La honestidad de Minho lo conmovió. Por primera vez en su vida adulta, Jisung no se sentía como una carga, sino como un valor.
"Está bien," dijo Jisung, la decisión formándose en su corazón. "Me mudo."
La sonrisa de Minho se ensanchó, una sonrisa que iluminó todo el estudio. "Excelente. Bienvenido a casa, Jisung."

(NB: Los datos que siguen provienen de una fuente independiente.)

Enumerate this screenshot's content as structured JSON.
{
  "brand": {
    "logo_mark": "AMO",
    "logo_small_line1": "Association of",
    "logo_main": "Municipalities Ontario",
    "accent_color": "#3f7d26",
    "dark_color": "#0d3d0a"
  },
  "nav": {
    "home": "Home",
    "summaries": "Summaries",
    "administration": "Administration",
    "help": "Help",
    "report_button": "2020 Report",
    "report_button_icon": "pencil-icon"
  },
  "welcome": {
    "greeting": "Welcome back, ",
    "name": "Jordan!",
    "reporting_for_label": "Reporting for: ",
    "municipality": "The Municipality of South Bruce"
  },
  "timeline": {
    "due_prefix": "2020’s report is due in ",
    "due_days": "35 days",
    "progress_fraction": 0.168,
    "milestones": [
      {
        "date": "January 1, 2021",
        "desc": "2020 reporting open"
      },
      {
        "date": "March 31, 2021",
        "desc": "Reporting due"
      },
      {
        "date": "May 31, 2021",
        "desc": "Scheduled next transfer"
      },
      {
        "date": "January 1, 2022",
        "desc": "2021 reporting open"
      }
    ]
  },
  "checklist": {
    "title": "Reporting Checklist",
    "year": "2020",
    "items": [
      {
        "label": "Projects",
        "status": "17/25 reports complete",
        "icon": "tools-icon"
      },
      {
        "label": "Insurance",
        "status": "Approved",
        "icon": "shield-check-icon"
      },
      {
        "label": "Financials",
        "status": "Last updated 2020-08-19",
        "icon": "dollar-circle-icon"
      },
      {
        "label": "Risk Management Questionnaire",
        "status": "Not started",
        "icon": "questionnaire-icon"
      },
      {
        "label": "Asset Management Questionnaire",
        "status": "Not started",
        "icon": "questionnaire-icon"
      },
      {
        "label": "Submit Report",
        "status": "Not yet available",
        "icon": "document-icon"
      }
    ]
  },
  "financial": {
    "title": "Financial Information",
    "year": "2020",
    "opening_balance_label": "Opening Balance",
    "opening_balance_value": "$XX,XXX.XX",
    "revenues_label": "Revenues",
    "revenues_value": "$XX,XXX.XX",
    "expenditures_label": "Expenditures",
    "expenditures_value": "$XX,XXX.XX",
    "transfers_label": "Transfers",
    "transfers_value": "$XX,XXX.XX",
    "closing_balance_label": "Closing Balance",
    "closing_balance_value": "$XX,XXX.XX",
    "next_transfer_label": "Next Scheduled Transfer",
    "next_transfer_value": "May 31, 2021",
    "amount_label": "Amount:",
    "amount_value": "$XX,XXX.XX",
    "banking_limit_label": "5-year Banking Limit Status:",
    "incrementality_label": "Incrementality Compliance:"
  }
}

Y así, Han Jisung, el músico solitario que una vez se sintió una nota suelta en una orquesta indiferente, encontró su lugar. Su vida, que antes era una melodía melancólica, comenzaba a transformarse en una vibrante sinfonía, y Lee Minho era, sin duda, el director de orquesta que no sabía que necesitaba. Las cuerdas de su guitarra ya no resonaban en la soledad, sino que se entrelazaban con el piano de Minho, creando una hermosa y compleja armonía. El viaje apenas comenzaba, y Jisung sentía que, por primera vez, no lo recorrería solo. Había encontrado no solo un mecenas, sino también un compañero, un amigo, y la promesa de algo más profundo que aún no podía nombrar.
La noche de la actuación en "The Echo" llegó con una mezcla de nerviosismo y anticipación. Jisung se sentía diferente esta vez. Ya no era el chico invisible tocando para nadie. Sabía que Minho estaría entre el público, y eso le daba una confianza inquebrantable.